Practice Makes Perfect

Professional baker/member of my band Jake at a band retreat recently, practicing.

Professional baker/member of my band Jake at a band retreat recently, practicing.

Editor’s note: I think this falls under the heading of ‘conventional wisdom.’ In addition, I’m walking a fine line between ‘self-help’ and ‘beating a dead horse.’ Perhaps poorly. Bear with me.

I do a lot of programming. Sometimes I do it for work, sometimes I do it for fun, but all in all I’m looking at code for about 75% of my waking hours. If there’s one thing that guides developers in their work, it’s this almighty principal:

Don’t repeat yourself.

DRY, as it’s often abbreviated, is something that transcends every coding language, every discipline, and every project. I’d wager it’s the best way to gauge a developer’s skill: how well does he/she handle repetitive tasks?
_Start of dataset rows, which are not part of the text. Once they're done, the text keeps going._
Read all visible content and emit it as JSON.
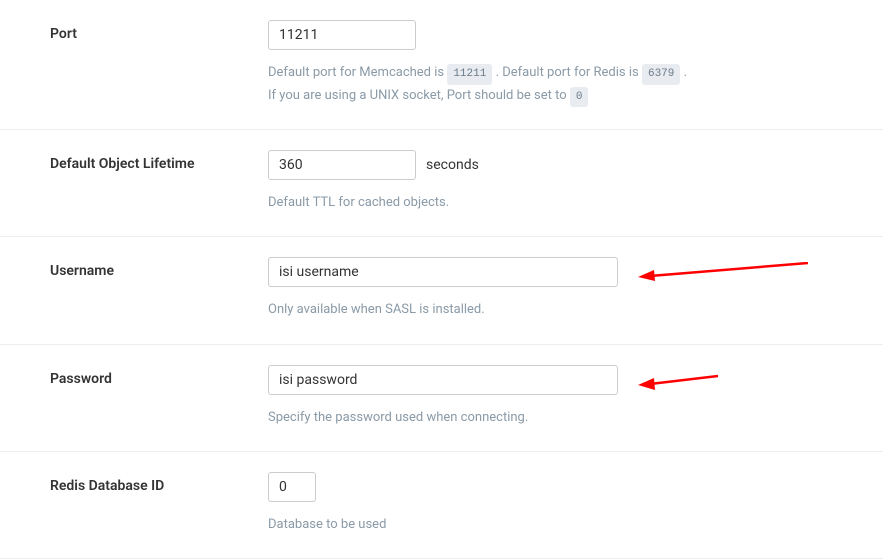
{
  "fields": {
    "port": {
      "label": "Port",
      "value": "11211",
      "help_prefix": "Default port for Memcached is ",
      "memcached_port": "11211",
      "help_mid": " . Default port for Redis is ",
      "redis_port": "6379",
      "help_suffix": " .",
      "help_line2_prefix": "If you are using a UNIX socket, Port should be set to ",
      "unix_port": "0"
    },
    "lifetime": {
      "label": "Default Object Lifetime",
      "value": "360",
      "unit": "seconds",
      "help": "Default TTL for cached objects."
    },
    "username": {
      "label": "Username",
      "value": "isi username",
      "help": "Only available when SASL is installed."
    },
    "password": {
      "label": "Password",
      "value": "isi password",
      "help": "Specify the password used when connecting."
    },
    "redis_db": {
      "label": "Redis Database ID",
      "value": "0",
      "help": "Database to be used"
    }
  }
}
I’d place my observations of really good programmers close to the realm of religious experience; the code they write is efficient, extensible, and most impressive of all, elegant.
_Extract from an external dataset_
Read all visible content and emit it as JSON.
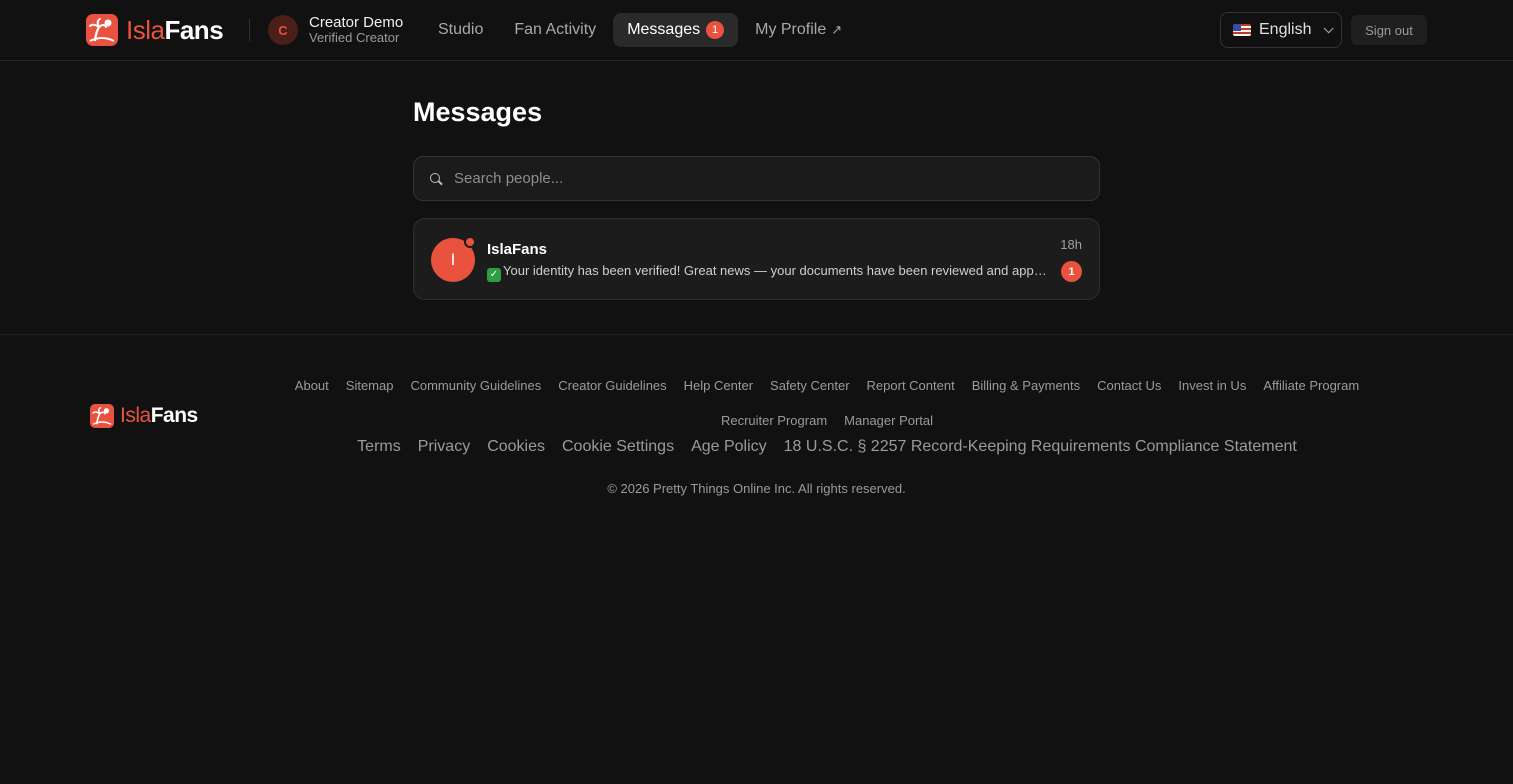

I find myself doing a lot of repeating. I feel guilty every time I have to slog through a repetitive task because I lack the knowledge to attain the almighty DRY. But today, writing out a piece of code that I’ve probably written 100 times prior, I figured I’d take a time out to consider the pros and cons of repetition. And at the end of it, I really wanted to make a point. That point:

Don’t repeat yourself.

Because repeating yourself is the best way to learn how things work. I think the drive to avoid repetition minimizes the fact that repetition creates opportunities for improvement. Obviously, there are different types of repetition, and DRY still reigns almighty in the code I write, but the point stands: Repeat yourself often. Do things twice. Finish a task, then start from scratch. Practice.